Kedua, kebebasan berpendapat. Dalam demokrasi, setiap individu berhak mengembangkan pendapat atau ide apapun dan bagaimanapun bentuknya tanpa tolok ukur halal-haram. Satu-satunya tolok ukur yang dipakai adalah kepentingan, baik kepentingan untuk dirinya maupun kelompoknya. Karena itu undang-undang dan peraturan yang lahir di parlemen negara penganut demokrasi pada dasarnya untuk mengakomodasi kepentingan mereka sendiri, bukan kepentingan rakyat. Sebagai contoh, rencana kenaikan BBM beberapa waktu lalu ditentang oleh hampir seluruh rakyat di negeri ini, namun keputusan akhir dewan menyetujui kenaikan tersebut. Itu merupakan bukti bahwa mereka memang tidak pernah peduli pada kepentingan rakyat sehingga mereka tidak layak disebut sebagai wakil rakyat. Hasilnya, para anggota dewan saat ini ‘sukses’ mensejahterakan dirinya dan partainya, sementara rakyat makin terjepit dalam kesengsaraan.

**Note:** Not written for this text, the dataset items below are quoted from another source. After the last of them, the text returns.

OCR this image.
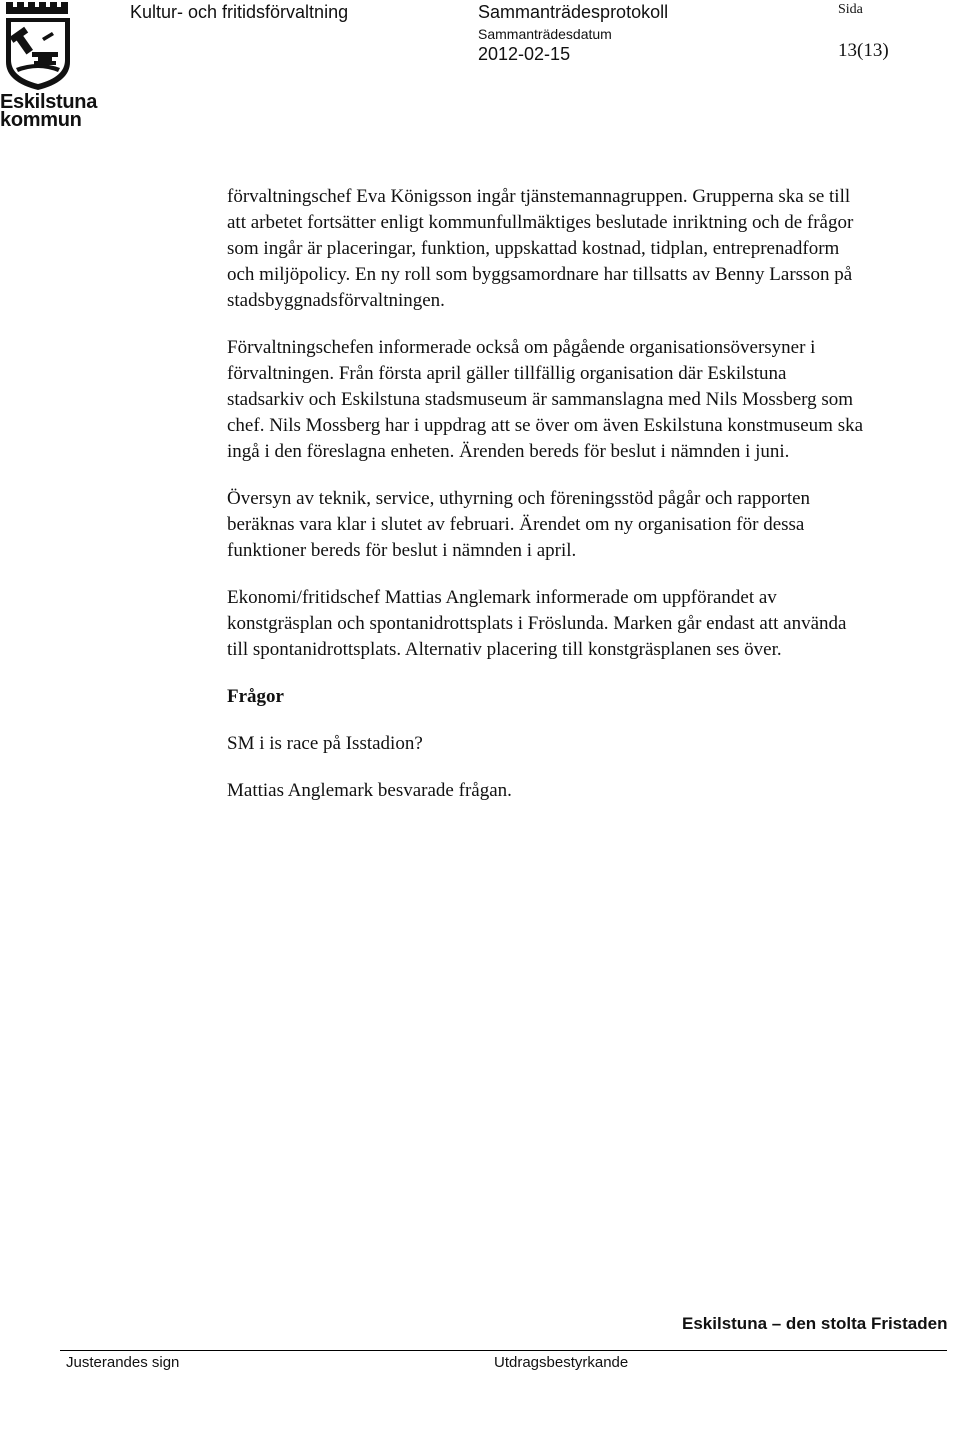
Eskilstuna
kommun
Kultur- och fritidsförvaltning	Sammanträdesprotokoll
Sammanträdesdatum
2012-02-15
Sida
13(13)

förvaltningschef Eva Königsson ingår tjänstemannagruppen. Grupperna ska se till
att arbetet fortsätter enligt kommunfullmäktiges beslutade inriktning och de frågor
som ingår är placeringar, funktion, uppskattad kostnad, tidplan, entreprenadform
och miljöpolicy. En ny roll som byggsamordnare har tillsatts av Benny Larsson på
stadsbyggnadsförvaltningen.

Förvaltningschefen informerade också om pågående organisationsöversyner i
förvaltningen. Från första april gäller tillfällig organisation där Eskilstuna
stadsarkiv och Eskilstuna stadsmuseum är sammanslagna med Nils Mossberg som
chef. Nils Mossberg har i uppdrag att se över om även Eskilstuna konstmuseum ska
ingå i den föreslagna enheten. Ärenden bereds för beslut i nämnden i juni.

Översyn av teknik, service, uthyrning och föreningsstöd pågår och rapporten
beräknas vara klar i slutet av februari. Ärendet om ny organisation för dessa
funktioner bereds för beslut i nämnden i april.

Ekonomi/fritidschef Mattias Anglemark informerade om uppförandet av
konstgräsplan och spontanidrottsplats i Fröslunda. Marken går endast att använda
till spontanidrottsplats. Alternativ placering till konstgräsplanen ses över.

Frågor

SM i is race på Isstadion?

Mattias Anglemark besvarade frågan.

Eskilstuna – den stolta Fristaden
Justerandes sign	Utdragsbestyrkande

Ketiga, kebebasan kepemilikan. Kebebasan ini memberikan hak kepada siapapun untuk memiliki sekaligus mengembangkan harta dengan sarana dan cara apapun. Hal ini menjadi jalan bagi para kapitalis yang berkolaborasi dengan penguasa untuk menjarah kekayaan alam yang notabene milik seluruh rakyat. Di Indonesia, pihak asing bahkan diberikan kebebasan untuk menguasai sumberdaya alam milik rakyat. Saat ini di Indonesia ada 60 kontraktor penguasa migas yang terkategori ke dalam tiga kelompok, yaitu kelompok Super Major (ExxonMobile, Total Fina Elf, BP Amoco Arco, dan Texaco) yang menguasai cadangan minyak 70 persen dan gas 80 persen. Kelompok Major (Conoco, Repsol, Unocal, Santa Fe, Gulf, Premier, Lasmo, Inpex dan Japex) yang menguasai cadangan minyak 18 persen dan gas 15 persen. Terakhir kelompok perusahaan independen yang menguasai cadangan minyak 12 persen dan gas 5 persen.
Di sisi lain Indonesia jatuh dalam perangkap utang yang sangat sulit bahkan mustahil untuk dibayar. Total utang Pemerintah Pusat per 30 September 2013 sudah mencapai Rp 2.274 triliun. Menurut data Kementerian Keuangan (28/10/2013), rencana cicilan pokok dan bunga utang 2013 sebesar Rp 299,708 triliun (cicilan pokok Rp 186, 5 dan cicilan bunga Rp 113,2 triliun) atau 17,3% dari belanja APBN-P 2013.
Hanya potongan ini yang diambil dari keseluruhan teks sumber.